Salaam Cultural Museum

Syrian refugees in Greece receive food, as well as clothing and other assistance, through Salaam Cultural Museum.

Sending positive aid in violent times

written by Tricia Louvar

Rita Zawaideh sleeps about two hours a night in her Seattle home, then she’s up and on the phone with people on the other side of the world.

The 65-year-old Madaba, Jordan-native lives and breathes activist change seven days a week. She presides over the Seattle-based nonprofit organization, Salaam Cultural Museum (SCM), which she founded eleven years ago.

SCM started as a traveling museum to preserve cultural artifacts from the Middle East and North Africa. Her collection of relics date back to the B.C. era, with the intent of fostering understanding, compassion, appreciation and education. SCM has exhibited in public spaces, schools and pop-up gallery spaces around Seattle.

The SCM, however, morphed into a multifaceted nonprofit organization that has spearheaded medical missions and the collecting and distribution of humanitarian aid to Syrian refugees in Jordan and Greece camps as well as assisting in their stateside resettlement.

To make the medical missions in the Middle East and North Africa happen, Zawaideh used her cultural status, lineage and know-how to become a registered non-governmental organization (NGO) in Jordan and managed the medical missions at the borders of Jordan, Syria and Iraq for the refugees. “For the first four years, every forty-five days we took a new medical mission. The doctors saw 700 patients a day. The dentists treated between seventy to a hundred patients a day and that was just in Jordan,” Zawaideh said.

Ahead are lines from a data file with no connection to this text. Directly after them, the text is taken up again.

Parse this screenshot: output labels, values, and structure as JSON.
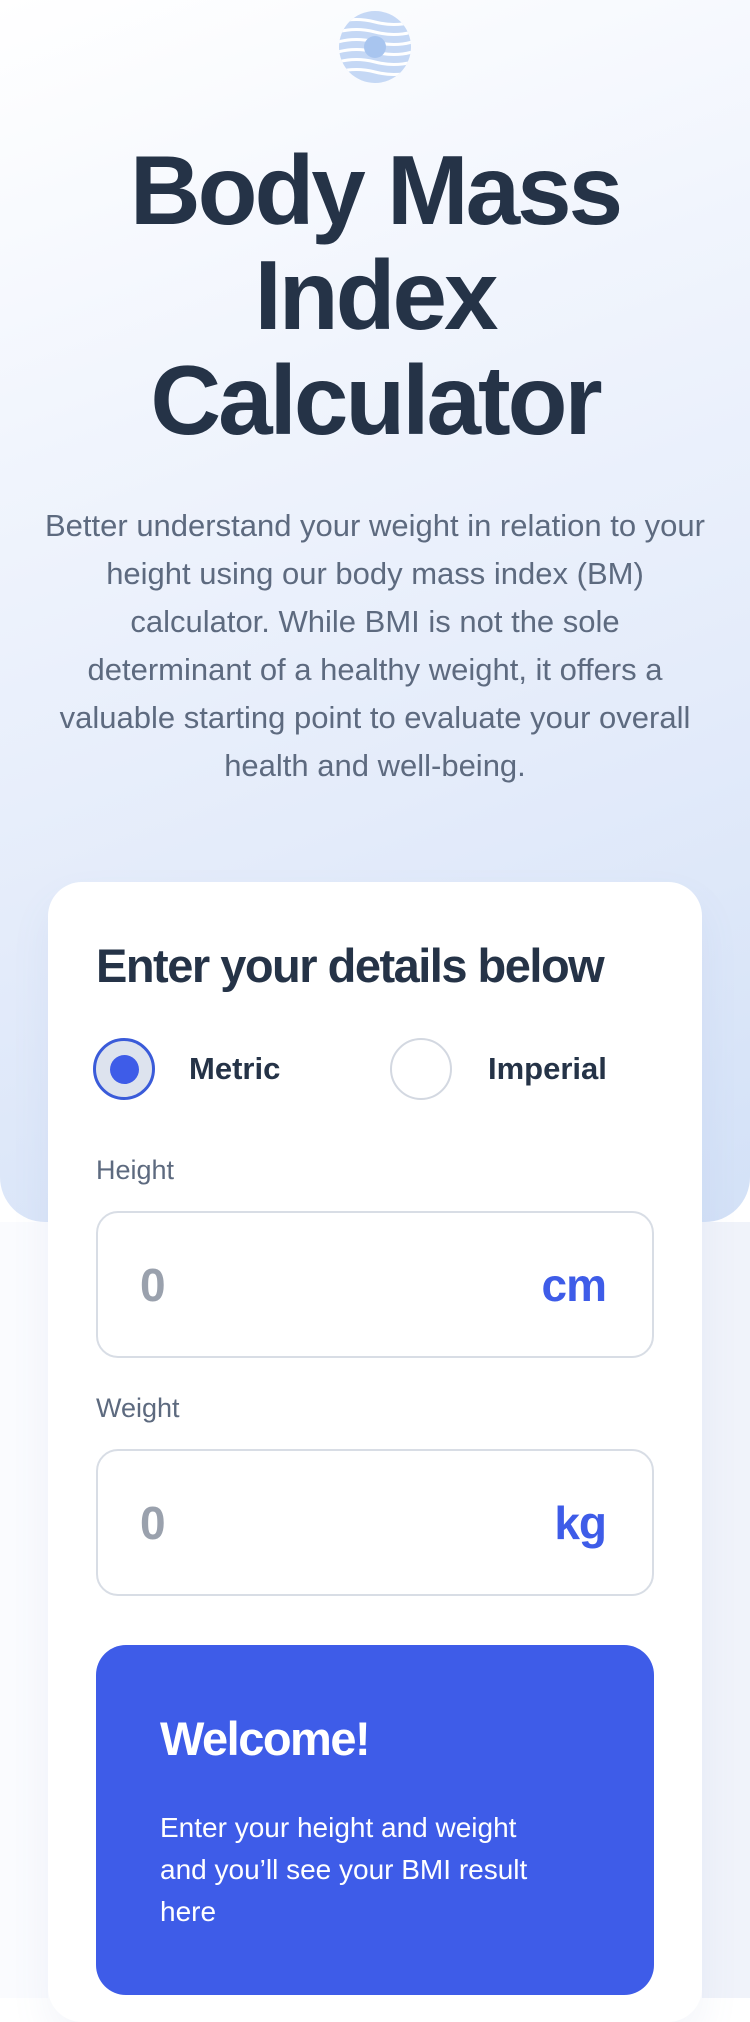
{
  "header": {
    "title": "Body Mass Index Calculator",
    "intro": "Better understand your weight in relation to your height using our body mass index (BM) calculator. While BMI is not the sole determinant of a healthy weight, it offers a valuable starting point to evaluate your overall health and well-being.",
    "logo_icon": "bmi-logo-icon"
  },
  "form": {
    "title": "Enter your details below",
    "units": {
      "selected": "metric",
      "metric_label": "Metric",
      "imperial_label": "Imperial"
    },
    "height": {
      "label": "Height",
      "value": "0",
      "unit": "cm"
    },
    "weight": {
      "label": "Weight",
      "value": "0",
      "unit": "kg"
    }
  },
  "result": {
    "title": "Welcome!",
    "message": "Enter your height and weight and you’ll see your BMI result here"
  },
  "colors": {
    "accent": "#3E5CE8",
    "heading": "#253347",
    "body_text": "#5D6A7F",
    "input_placeholder": "#9AA1AD",
    "hero_gradient_end": "#D3E1F7"
  }
}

 Doctors, technicians, humanitarians and good-hearted people volunteered their time and services to SCM Medical Missions. Today, SCM focuses less on medical missions and more on collecting, packaging and delivering humanitarian aid from Seattle to Jordan and Greece, where her network distributes the items to camps of refugees.

“The donations come from all over the United States. If people go, they pay their own way,” Zawaideh said. SCM is completely volunteer-run. “These volunteers are giving up their lives, leaving their husbands, wives, families, who have never been the Middle East just to help people in need. That to me is humbling.”

SCM volunteers also work at the Syrian refugee camps to teach yoga, jewelry-making and craft-making, which gives them job skills for when they relocate to the United States. With the complete life upheaval from violence and village decimation, Syrian refugees arrive in the U.S. not knowing the culture and language and with no money. SCM puts out notices for those relocated Syrian families in need of assistance. If Seattleites cannot offer money, then time is an asset to help refugees navigate the land of change and resettlement.

Each day twenty boxes of donated items arrive at SCM. Volunteers sort and pack the humanitarian aid for large shipments sent to Jordan, where the aid travels from Aqaba, then Amman and finally into the no man’s land of refugee camps.

For someone who has been a humanitarian for thirty years, Zawaideh continues her fight for all humanity. “My friends keep telling me I can’t save the world. But I’m going to keep trying to save the world until I’m told I can’t,” she said. “Every little bit helps.”